Suhardi menekankan bahwa kenaikan UMP biasanya dilihat dari sisi tenaga kerja. Namun, pihak pemberi kerja dan pelaku usaha juga ikut memperhitungkan dampaknya terhadap operasional perusahaan.
"Katakan tiga pekerjaan bisa dilakukan satu orang atau terakhir jalannya mungkin juga akan dilakukan pemutusan hubungan kerja. Karena dampak dari efisiensi, dampak dari kenaikan UMP yang tinggi," kata Suhardi.
Kenaikan UMP mungkin berdampak lebih ringan bagi beberapa sektor tertentu. Namun, sektor lain justru bisa berada dalam posisi yang lebih berat akibat tekanan biaya. Tidak menutup kemungkinan akan terjadi efisiensi
"Katakan dampak dari efisiensi pemerintah awal-awal tahun lalu, sektor perhotelan menjerit. Sektor MICE juga kesulitan. Dampaknya gitu. Apalagi ketika perusahaan itu dalam posisi yang kinerjanya masih berat, kenaikan tahun depan lagi, 2026, akan tinggi," katanya.
2. Kenaikan UMP harus seimbang antara pekerja dan perusahaan

Selain kinerja dan kondisi finansial, perusahaan juga harus diperhitungkan agar kebijakan tetap seimbang. Suhardi menekankan pentingnya memperhatikan kebutuhan hidup pekerja dalam penentuan UMP.
"Jadi kenaikan ini juga memang kita sama-sama harus melihat posisi yang sama antara kebutuhan hidup layak dari pekerja, tapi juga bagaimana kita berharap kinerja dari perusahaan juga harus naik, keuntungan harus besar," kata Suhardi.
Beberapa pihak berpendapat bahwa perusahaan selama ini sudah memperoleh keuntungan yang stabil. Memang, kata Suhardi, sebagian perusahaan berada dalam kondisi tersebut, meski tidak semua sama.

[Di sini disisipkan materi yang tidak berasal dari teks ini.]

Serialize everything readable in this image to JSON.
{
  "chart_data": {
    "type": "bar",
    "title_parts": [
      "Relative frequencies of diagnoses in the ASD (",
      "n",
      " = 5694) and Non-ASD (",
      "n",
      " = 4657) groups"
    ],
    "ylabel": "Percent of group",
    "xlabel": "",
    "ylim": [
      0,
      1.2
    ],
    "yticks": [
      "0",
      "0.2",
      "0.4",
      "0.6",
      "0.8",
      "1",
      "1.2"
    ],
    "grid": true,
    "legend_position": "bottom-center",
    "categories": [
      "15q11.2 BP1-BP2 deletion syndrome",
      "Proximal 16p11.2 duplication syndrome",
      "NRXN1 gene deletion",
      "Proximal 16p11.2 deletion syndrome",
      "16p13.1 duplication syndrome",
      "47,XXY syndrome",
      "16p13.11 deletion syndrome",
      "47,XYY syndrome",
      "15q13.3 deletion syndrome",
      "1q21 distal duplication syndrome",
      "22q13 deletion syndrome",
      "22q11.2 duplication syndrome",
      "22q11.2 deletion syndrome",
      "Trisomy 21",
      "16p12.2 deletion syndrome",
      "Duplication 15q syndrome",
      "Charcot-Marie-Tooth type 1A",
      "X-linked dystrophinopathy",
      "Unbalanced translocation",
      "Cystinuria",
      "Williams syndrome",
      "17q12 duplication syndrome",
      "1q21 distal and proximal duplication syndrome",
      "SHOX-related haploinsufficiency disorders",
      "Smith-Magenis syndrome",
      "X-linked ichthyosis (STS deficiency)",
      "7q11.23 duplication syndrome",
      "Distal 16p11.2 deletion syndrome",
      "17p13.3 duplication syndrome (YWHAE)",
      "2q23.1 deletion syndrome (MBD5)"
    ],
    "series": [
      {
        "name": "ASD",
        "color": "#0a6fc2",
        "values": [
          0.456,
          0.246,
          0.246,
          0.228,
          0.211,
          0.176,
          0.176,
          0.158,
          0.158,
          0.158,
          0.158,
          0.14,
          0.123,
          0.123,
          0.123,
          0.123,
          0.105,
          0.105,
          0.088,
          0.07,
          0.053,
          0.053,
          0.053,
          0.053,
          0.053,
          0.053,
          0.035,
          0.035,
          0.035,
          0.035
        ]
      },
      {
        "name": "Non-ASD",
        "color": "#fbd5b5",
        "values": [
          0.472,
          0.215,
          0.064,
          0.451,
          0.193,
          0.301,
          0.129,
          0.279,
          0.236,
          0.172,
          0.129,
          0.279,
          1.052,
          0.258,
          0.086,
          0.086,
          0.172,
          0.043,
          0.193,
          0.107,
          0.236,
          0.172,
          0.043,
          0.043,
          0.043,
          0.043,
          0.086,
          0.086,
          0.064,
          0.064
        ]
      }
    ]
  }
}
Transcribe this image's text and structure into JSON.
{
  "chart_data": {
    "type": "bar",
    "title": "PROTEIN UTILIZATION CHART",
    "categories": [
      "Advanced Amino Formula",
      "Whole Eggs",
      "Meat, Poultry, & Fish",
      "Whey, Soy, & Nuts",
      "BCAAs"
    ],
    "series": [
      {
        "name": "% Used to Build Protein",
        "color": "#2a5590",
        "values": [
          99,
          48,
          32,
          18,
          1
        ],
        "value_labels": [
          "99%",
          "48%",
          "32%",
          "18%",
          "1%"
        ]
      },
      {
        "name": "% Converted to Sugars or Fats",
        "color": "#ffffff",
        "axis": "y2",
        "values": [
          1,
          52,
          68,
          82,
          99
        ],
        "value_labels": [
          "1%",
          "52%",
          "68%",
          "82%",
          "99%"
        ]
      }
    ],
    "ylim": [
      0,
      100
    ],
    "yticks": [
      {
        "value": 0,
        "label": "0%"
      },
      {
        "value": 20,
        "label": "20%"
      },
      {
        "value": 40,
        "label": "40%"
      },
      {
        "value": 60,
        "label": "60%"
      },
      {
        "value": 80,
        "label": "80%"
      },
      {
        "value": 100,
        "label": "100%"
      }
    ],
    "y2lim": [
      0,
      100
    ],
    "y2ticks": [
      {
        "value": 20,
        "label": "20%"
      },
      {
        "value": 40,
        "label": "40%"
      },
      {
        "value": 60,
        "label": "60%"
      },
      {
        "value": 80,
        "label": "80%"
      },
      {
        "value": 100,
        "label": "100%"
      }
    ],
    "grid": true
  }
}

"Tapi ada juga yang dampak COVID, dampak efisiensi, dampak dari ekonomi yang belum stabil. Mereka juga sebagian perusahaan juga mengalami satu kondisi yang tidak bisa diterapkan UMP itu. Itu yang kita juga harus melihat dari posisi itu," katanya.
3. Kenaikan UMP ideal disesuaikan inflasi dan pertumbuhan ekonomi daerah

Menurut APINDO, angka kenaikan UMP ideal sebaiknya dihitung berdasarkan inflasi, pertumbuhan ekonomi, dan kebutuhan hidup layak. Selain itu, faktor indeks tertentu dan produktivitas kerja juga menjadi acuan perhitungan.
"Itu ada hitungan-hitungannya di PP 51 tahun 2023 itu lebih jelas sebenarnya. Tapi tahun lalu tidak dipakai," kata Suhardi.
Jika dihitung berdasarkan indikator tersebut, setiap daerah akan memiliki angka kenaikan UMP yang berbeda, menyesuaikan inflasi dan pertumbuhan ekonomi lokal. Tahun lalu, seluruh daerah ditetapkan secara seragam se-Indonesia sebesar 6,5 persen, tanpa mempertimbangkan perbedaan kondisi ekonomi.
"Itu kalau menurut APINDO kurang fair karena ada yang memang pertumbuhan ekonominya juga melambat di beberapa daerah. Kalau Sulsel sendiri kan triwulan ketiga kita belum tahu tapi masih berkisar di 4-5 persen," kata Suhardi.